Tuesday, March 30, 2010

Federal Flight Deck Officer Program Improvements

While it persistently exceeds its constitutional authority by bailing out businesses and individuals who are failures and by excessively intruding into free enterprise, the federal government is falling short in one of its most important roles -- that of protecting the people from attack.

The Federal Flight Deck Officer (FFDO) program is an essential part of today's airline security system. Pilots volunteer to obtain training and designation as federal officers -- on their own time and at their own expense -- so they can carry a gun on the aircraft they fly thereby protecting the aircraft from hijacking.

However, the FFDO program is unnecessarily crippled due to various factors including an inadequate budget, flawed policies, and the failure of at least one department of the federal government to do its job.

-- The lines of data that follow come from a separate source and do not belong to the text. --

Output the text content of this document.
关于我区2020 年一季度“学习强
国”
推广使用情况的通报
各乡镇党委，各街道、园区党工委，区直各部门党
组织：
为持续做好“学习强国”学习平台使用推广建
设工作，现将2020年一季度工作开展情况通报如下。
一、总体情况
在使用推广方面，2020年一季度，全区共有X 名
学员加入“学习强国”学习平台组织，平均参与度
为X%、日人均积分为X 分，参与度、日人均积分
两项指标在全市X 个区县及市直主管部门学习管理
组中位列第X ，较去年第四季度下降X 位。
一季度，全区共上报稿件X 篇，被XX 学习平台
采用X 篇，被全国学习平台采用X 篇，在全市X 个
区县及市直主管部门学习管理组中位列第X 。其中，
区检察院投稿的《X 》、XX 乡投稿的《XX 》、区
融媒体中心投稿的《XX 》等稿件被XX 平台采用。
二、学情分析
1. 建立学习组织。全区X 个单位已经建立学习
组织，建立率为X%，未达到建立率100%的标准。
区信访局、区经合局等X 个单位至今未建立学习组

Armed airline pilots are the most cost-effective aviation counter-terrorism effort, but the FFDO program is constrained from achieving its full potential without legislation addressing these issues:
Budget Inadequacy - Despite a 100-fold growth of the program over the first year’s operation, the FFDO budget remains at the same $22 million it was seven years ago! Because of inadequate funding, the TSA is turning away pilots who want to volunteer in the fight against terrorism. It costs only $15 per flight to have a trained FFDO aboard compared with $3300 for other law enforcement officers.
Standard Law Enforcement Weapons Carriage Protocol - The thousands of Federal Flight Deck Officers that are already on international and domestic flights can meet a call by the president for more federal officers on flights by simply changing their carriage protocol. Currently, FFDOs are required to have their weapons locked whenever outside of the cockpit. This locking requirement, cited by a DHS Inspector General report as being an unsafe practice, prevents FFDOs from serving as counter-terrorism force multipliers when travelling in the cabin or through airport terminals. A DHS working group has determined that a mere 8-12 hour training period would provide any additional instruction needed.
International Flight Restrictions - The flights that pose the greatest aviation terrorism threat are those on international routes. When a pilot has just one international segment on a 5-day trip, he generally finds it impractical to carry his duty firearm for the entire trip because of the international restriction on that one segment. That leaves every flight he operates unprotected because of the current international restrictions. While the law establishing the FFDO program specifically authorizes FFDOs to perform their mission on international flights, the State Department has failed to negotiate pertinent agreements with any foreign nation.

Congress and the Whitehouse must ensure these problems are resolved immediately.

In a letter to Congress, the National Association of Police Organizations (NAPO) has also addressed some of the long-standing deficiencies in the FFDO program. Congress and the Whitehouse must take the necessary actions to remedy these deficiencies immediately.